Rubrica — Spettacolo

“Mother Fortress”: Siria, il documentario sulla suora che resiste alle bombe

Lunedì 18 novembre in anteprima toscana allo Stensen il doc su Madre Agnes che sfida la guerra per aiutare gli ultimi


In anteprima toscana al Cinema Stensen, lunedì 18 novembre alle 21 alla presenza della regista, sarà proiettato “Mother Fortress”, il documentario di Maria Luisa Forenza che racconta la pericolosità quotidiana delle vite di religiosi in Siria che lottano per salvare la dignità e la sopravvivenza di esseri umani innocenti travolti dalla inarrestabile guerra.

Un’esperienza, vissuta in prima linea dall’autrice e regista, tesa a testimoniare non gli aspetti più drammatici del conflitto, quanto gli effetti da esso provocati all’interno di una comunità in cui le differenze religiose lasciano il posto all’aiuto umanitario mosso da uno spirito di condivisione e sorriso anche in situazioni estreme.

Protagonista del documentario è Madre Agnes che, assieme a monaci e monache provenienti da Francia, Belgio, Portogallo, Libano, Cile, Venezuela, USA (di cui alcuni ex-giornalisti), affronta gli effetti della guerra in Siria sul suo monastero, situato ai piedi delle montagne al confine con il Libano dove ISIS insidiosamente si nasconde.

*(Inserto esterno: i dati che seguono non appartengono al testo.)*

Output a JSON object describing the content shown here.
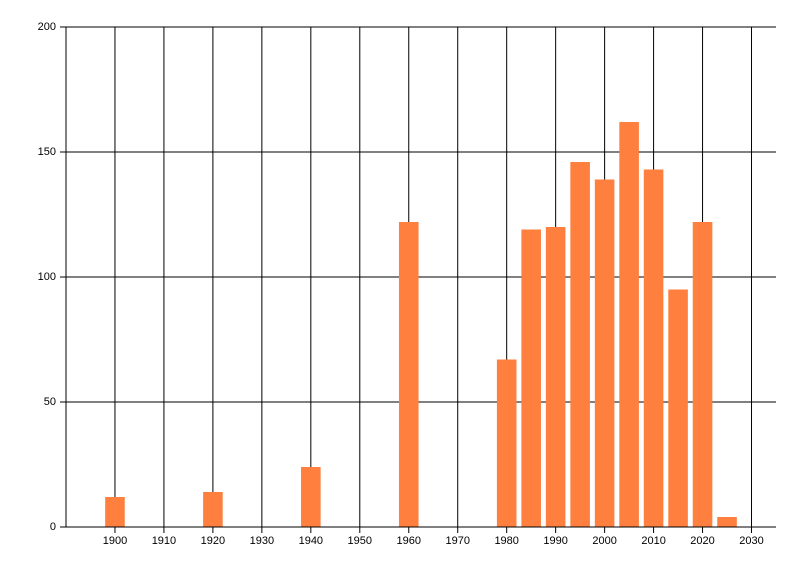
{
  "chart_data": {
    "type": "bar",
    "x": [
      1900,
      1920,
      1940,
      1960,
      1980,
      1985,
      1990,
      1995,
      2000,
      2005,
      2010,
      2015,
      2020,
      2025
    ],
    "values": [
      12,
      14,
      24,
      122,
      67,
      119,
      120,
      146,
      139,
      162,
      143,
      95,
      122,
      4
    ],
    "color": "#ff7f3f",
    "xlim": [
      1890,
      2035
    ],
    "xticks": [
      1900,
      1910,
      1920,
      1930,
      1940,
      1950,
      1960,
      1970,
      1980,
      1990,
      2000,
      2010,
      2020,
      2030
    ],
    "ylim": [
      0,
      200
    ],
    "yticks": [
      0,
      50,
      100,
      150,
      200
    ],
    "grid": true
  }
}
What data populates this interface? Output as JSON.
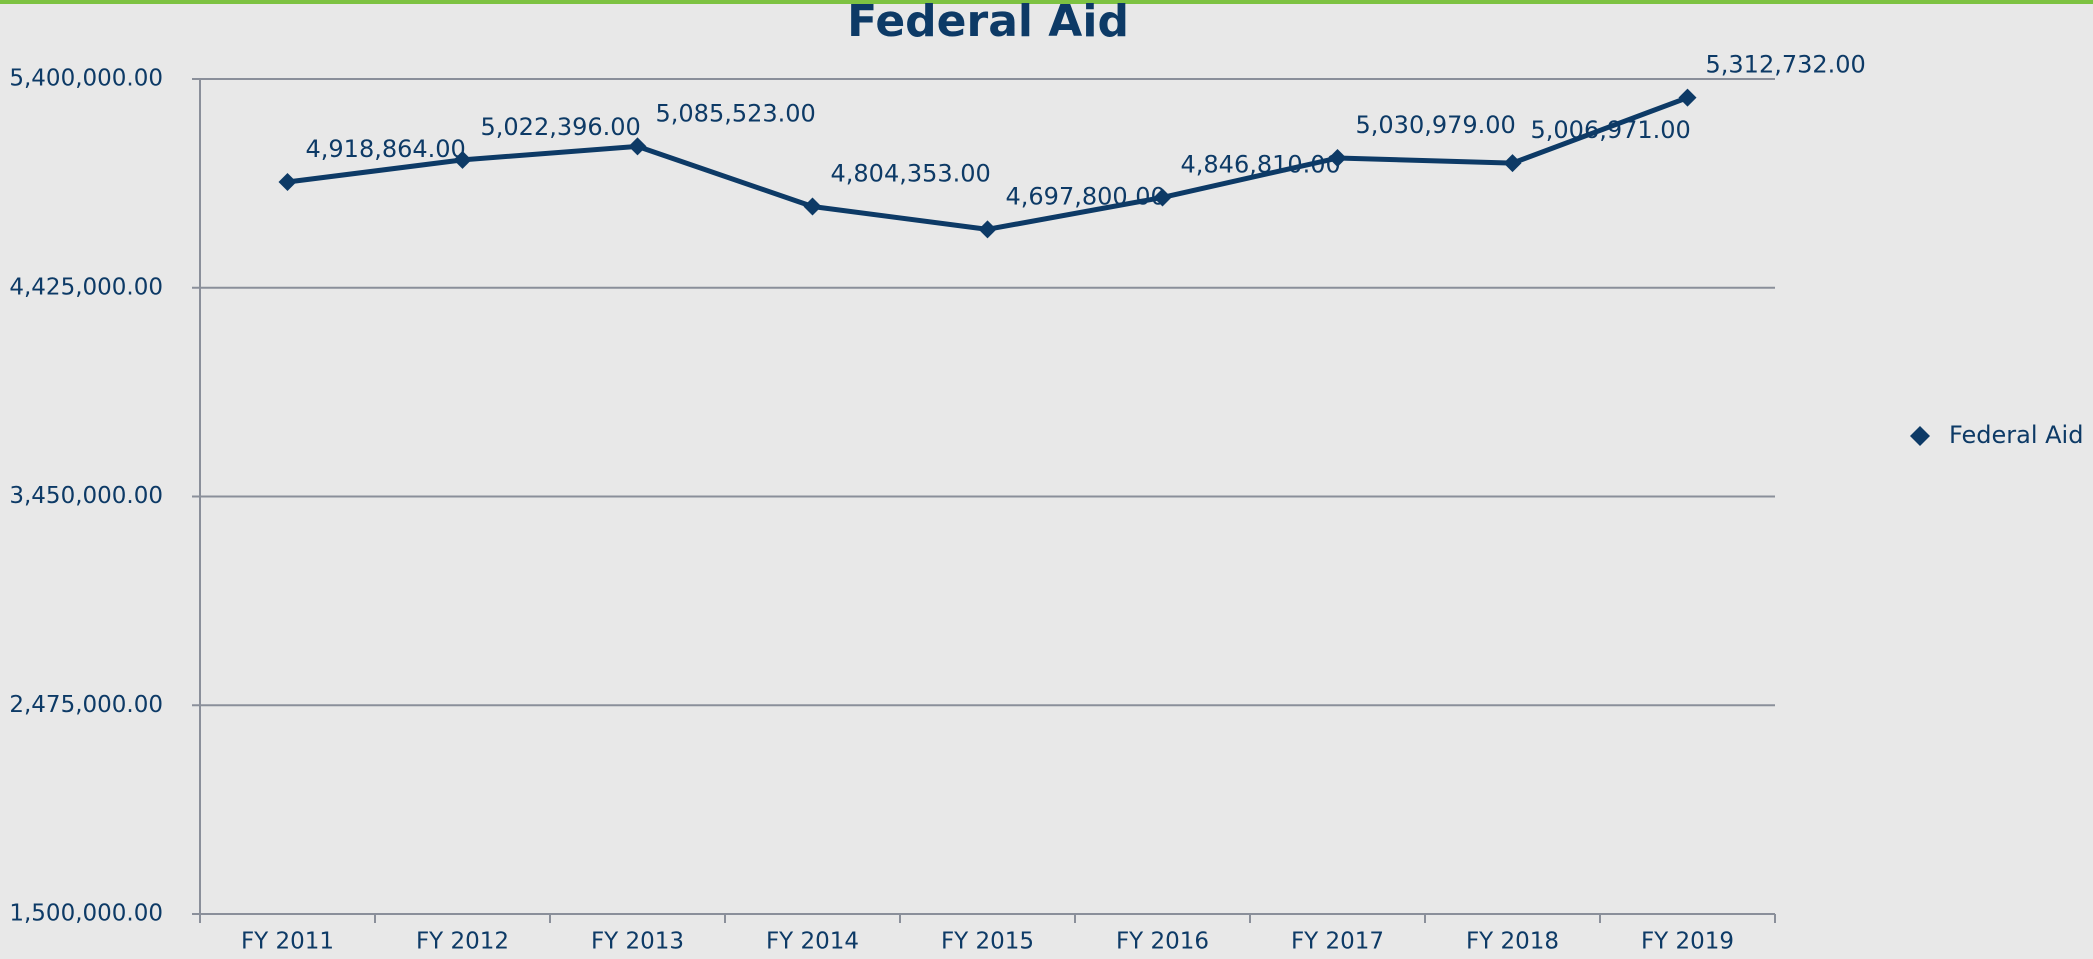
{
  "chart_data": {
    "type": "line",
    "title": "Federal Aid",
    "categories": [
      "FY 2011",
      "FY 2012",
      "FY 2013",
      "FY 2014",
      "FY 2015",
      "FY 2016",
      "FY 2017",
      "FY 2018",
      "FY 2019"
    ],
    "series": [
      {
        "name": "Federal Aid",
        "color": "#0d3a66",
        "values": [
          4918864,
          5022396,
          5085523,
          4804353,
          4697800,
          4846810,
          5030979,
          5006971,
          5312732
        ],
        "value_labels": [
          "4,918,864.00",
          "5,022,396.00",
          "5,085,523.00",
          "4,804,353.00",
          "4,697,800.00",
          "4,846,810.00",
          "5,030,979.00",
          "5,006,971.00",
          "5,312,732.00"
        ]
      }
    ],
    "ylim": [
      1500000,
      5400000
    ],
    "yticks": [
      {
        "value": 1500000,
        "label": "1,500,000.00"
      },
      {
        "value": 2475000,
        "label": "2,475,000.00"
      },
      {
        "value": 3450000,
        "label": "3,450,000.00"
      },
      {
        "value": 4425000,
        "label": "4,425,000.00"
      },
      {
        "value": 5400000,
        "label": "5,400,000.00"
      }
    ],
    "grid": true,
    "legend": "right"
  }
}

Nonostante sia esso stesso obiettivo di attacchi, il monastero accoglie orfani, vedove, rifugiati (cristiani e sunniti), vittime di una guerra fratricida che dal 2011 ha prodotto caos e devastazione. Organizzando un convoglio di ambulanze e camion, che percorrono strade controllate da cecchini, Madre Agnes persegue la rocambolesca missione di fornire aiuti umanitari (cibo, vestiti, medicine) ai siriani rimasti intrappolati nel paese. Esplorazione non della guerra, ma della condizione umana in tempo di guerra, il film è un viaggio materiale e spirituale, una 'storia d'amore' con destinazione Roma dove il senso del racconto si rivela.